In recent years, the use of multiple classes of molecular markers has proved highly effective in elucidating phylogeographic histories of freshwater fish (Hanfling et al., 2002; Koskinen et al., 2002). Specifically for Atlantic salmon, the differing yet complementary properties of microsatellite and mitochondrial DNA (mtDNA) have led to robust inferences of phylogeographic histories in the Baltic Seas and northern Europe (Säisä et al., 2005; Tonteri et al., 2005). Our aim, therefore, was to utilise these markers to resolve the phylogeographic history of Atlantic salmon in northwest Europe, by identifying refugial locations and determining colonisation pathways. Specifically, the null hypothesis (H0) to be tested was that salmon colonising northwest Europe expanded out of a single refuge located in the Iberian Peninsula, with alternate hypotheses of salmon residing in additional glacial refugia located north of the Iberian peninsula (in northwest France and/or UKSouth; H1A) and/or in the southern North Sea (H1B). Subsequently, we aim to reconstruct the colonisation pathways of Atlantic salmon into Britain and Ireland from these potential source location(s).

Materials and Methods

Sample collection

In this study, 723 specimens of Atlantic salmon were collected from 21 rivers that drain into the east coast of the Atlantic Ocean, including the English Channel, the Irish Sea and the Bay of Biscay (Figure 1 and Table 1). The majority of sampling was carried out in 2004 and 2005 during routine juvenile salmon abundance surveys and targeted 1+ parr. The exceptions are the French specimens, which were sampled as scales from rod-caught adult salmon in 2005.

Figure 1
figure 1

Sampling locations and ND1 haplotype frequencies. Population ID follows Table 1; composite haplotypes derived from the restriction enzymes HaeIII, HinfI, AvaII and RsaI.

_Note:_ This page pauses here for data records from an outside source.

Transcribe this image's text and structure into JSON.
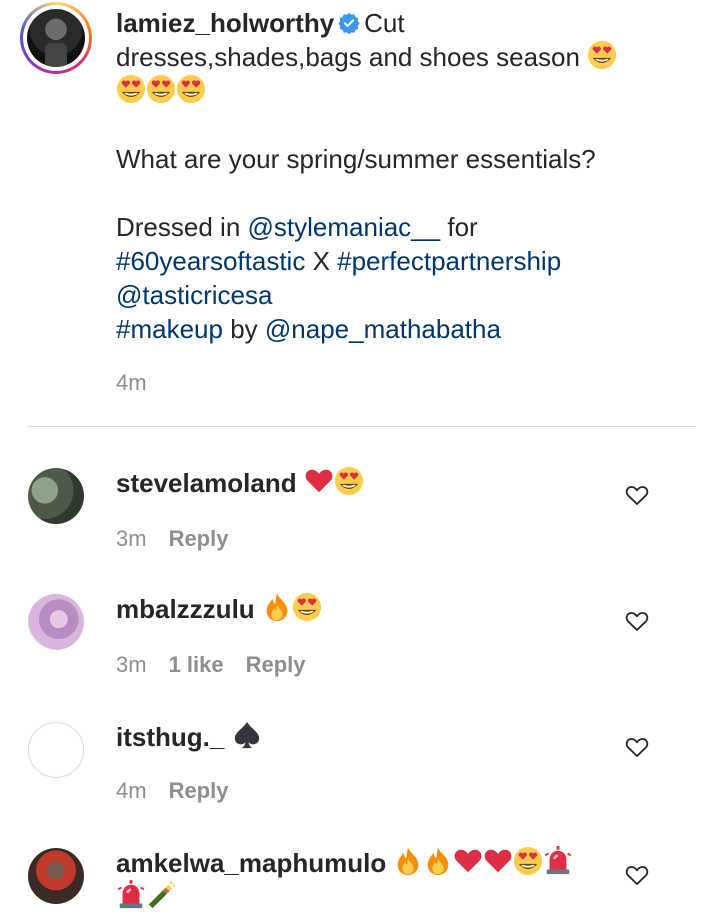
{
  "caption": {
    "username": "lamiez_holworthy",
    "verified": true,
    "line1_rest": "Cut",
    "line2": "dresses,shades,bags and shoes season",
    "question": "What are your spring/summer essentials?",
    "dressed_in": "Dressed in",
    "mention_stylist": "@stylemaniac__",
    "for_word": "for",
    "hashtag1": "#60yearsoftastic",
    "x_word": "X",
    "hashtag2": "#perfectpartnership",
    "mention_brand": "@tasticricesa",
    "hashtag_makeup": "#makeup",
    "by_word": "by",
    "mention_makeup": "@nape_mathabatha",
    "time": "4m"
  },
  "comments": [
    {
      "username": "stevelamoland",
      "time": "3m",
      "likes": "",
      "reply": "Reply",
      "emojis": [
        "heart",
        "heart-eyes"
      ]
    },
    {
      "username": "mbalzzzulu",
      "time": "3m",
      "likes": "1 like",
      "reply": "Reply",
      "emojis": [
        "fire",
        "heart-eyes"
      ]
    },
    {
      "username": "itsthug._",
      "time": "4m",
      "likes": "",
      "reply": "Reply",
      "emojis": [
        "spade"
      ]
    },
    {
      "username": "amkelwa_maphumulo",
      "time": "",
      "likes": "",
      "reply": "",
      "emojis": [
        "fire",
        "fire",
        "heart",
        "heart",
        "heart-eyes",
        "siren",
        "siren",
        "champagne"
      ]
    }
  ],
  "colors": {
    "text": "#262626",
    "link": "#00376b",
    "muted": "#8e8e8e",
    "verified": "#3897f0",
    "divider": "#dbdbdb"
  },
  "icons": {
    "like": "heart-outline-icon",
    "verified": "verified-badge-icon"
  }
}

Table 1 Genetic diversity indices for microsatellite data, mtDNA RFLP data and mtDNA RFLP haplotype frequencies

DNA analysis: microsatellites

Genomic DNA was extracted from scales or fin clips of Atlantic salmon according to a Chelex resin protocol (Estoup et al., 1996). Genotypes were determined at 12 microsatellite loci: Ssa157a, SsaD144b (King et al., 2005), Ssa197, Ssa202, Ssa171 (O’Reilly et al., 1996), SSsp2210, SSsp1605, SSsp2201, SSspG7 (Paterson et al., 2004), Ssa289 (McConnell et al., 1995) and SSOSL417, SSOSL85 (Slettan et al., 1996).

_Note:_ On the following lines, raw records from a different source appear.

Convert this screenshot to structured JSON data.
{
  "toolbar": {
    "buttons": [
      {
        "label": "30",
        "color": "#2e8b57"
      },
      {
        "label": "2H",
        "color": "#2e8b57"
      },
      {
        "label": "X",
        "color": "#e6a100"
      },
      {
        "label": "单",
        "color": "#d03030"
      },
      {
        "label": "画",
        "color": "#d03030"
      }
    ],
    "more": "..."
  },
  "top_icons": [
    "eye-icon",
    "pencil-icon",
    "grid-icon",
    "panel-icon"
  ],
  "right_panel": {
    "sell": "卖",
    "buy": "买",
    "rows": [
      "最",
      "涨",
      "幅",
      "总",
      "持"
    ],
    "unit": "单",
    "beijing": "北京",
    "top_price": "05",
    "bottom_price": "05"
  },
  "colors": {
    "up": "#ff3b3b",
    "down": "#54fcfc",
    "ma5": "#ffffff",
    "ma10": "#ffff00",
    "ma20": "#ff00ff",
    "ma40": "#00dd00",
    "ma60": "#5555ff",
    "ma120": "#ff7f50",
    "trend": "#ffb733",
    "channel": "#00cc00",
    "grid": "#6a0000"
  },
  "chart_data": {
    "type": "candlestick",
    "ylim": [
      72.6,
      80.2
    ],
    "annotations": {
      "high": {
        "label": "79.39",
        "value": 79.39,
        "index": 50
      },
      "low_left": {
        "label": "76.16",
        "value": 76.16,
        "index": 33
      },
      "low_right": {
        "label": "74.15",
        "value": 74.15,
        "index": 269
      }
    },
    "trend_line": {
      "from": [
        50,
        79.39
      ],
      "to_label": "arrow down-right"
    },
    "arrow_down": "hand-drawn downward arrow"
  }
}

Microsatellite analysis followed the protocol of Griffiths et al. (2010). Polymerase chain reactions (PCRs) were carried out in 10 μl reaction volumes and standard PCR reagents were used in a mixture containing 50–100 ng DNA, 0.5 μM of each primer, 1.5 mM MgCl2, 200 μM of each dNTP, 1 × reaction buffer and 0.5 U of Taq DNA polymerase (Bioline, London, UK). The PCR amplification profile consisted of a single denaturing step lasting 3 min at 94 °C, followed by 30 iterations of: 94 °C for 30 s, an annealing step of 30 s at 53–58 °C, depending on the locus being amplified (see Supplementary Information and Supplementary Table 1), and 72 °C for 30 s, with a single final elongation step of 72 °C for 10 min. Primer annealing temperatures for each locus are given in the Supplementary Information and Supplementary Table 1; see Finnegan and Stevens (2008) for additional details.

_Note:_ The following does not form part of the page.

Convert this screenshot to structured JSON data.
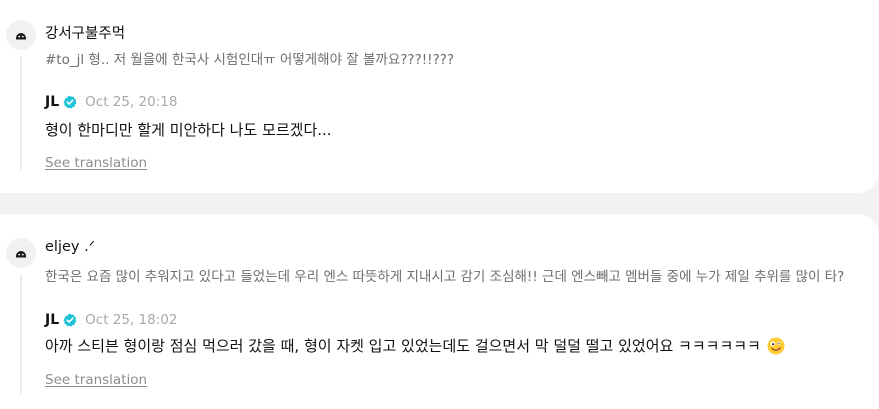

Size determination of the labelled PCR products was performed using a Beckman-Coulter CEQ 8000 automated DNA sequencer with an internal size standard, according to the manufacturer’s instructions. The raw data were analysed with the platform’s associated fragment analysis software (Beckman-Coulter, High Wycombe, UK).

DNA analysis: mtDNA RFLPs

The NADH dehydrogenase subunit I (ND1) region of mtDNA was amplified using the primers of Hall and Nawrocki (1995), as modified by Nilsson et al. (2001). The 30 μl reaction volume contained 0.25 U of Taq DNA polymerase (Bioline), 1 × reaction buffer, 0.2 mM dNTP, 2 mM MgCl2 and 0.5 μM of each primer and approximately 50 ng of purified template DNA. PCR amplification consisted of an initial denaturation step of 95 °C for 3 min, followed by 35 cycles of 95 °C for 30 s, 58 °C for 45 s and 72 °C for 60 s, concluding with a final extension phase of 5 min at 72 °C.

Amplified DNA was digested with the restriction enzymes HaeIII, HinfI, AvaII and RsaI in individual 10 μl reactions; all enzymes were supplied by Promega at a concentration of 10 U μl−1. Individual reactions comprised 0.3 μl enzyme, 0.5 μl corresponding buffer mix, 3.2 μl dH2O and 6 μl of amplified DNA, and were incubated at 37 °C overnight. Fragments were separated by electrophoresis and variant fragment patterns, that is, composite haplotypes, were determined following the original ND1 haplotype designation system of Nielsen et al. (1996), and see also Nilsson et al. (2001).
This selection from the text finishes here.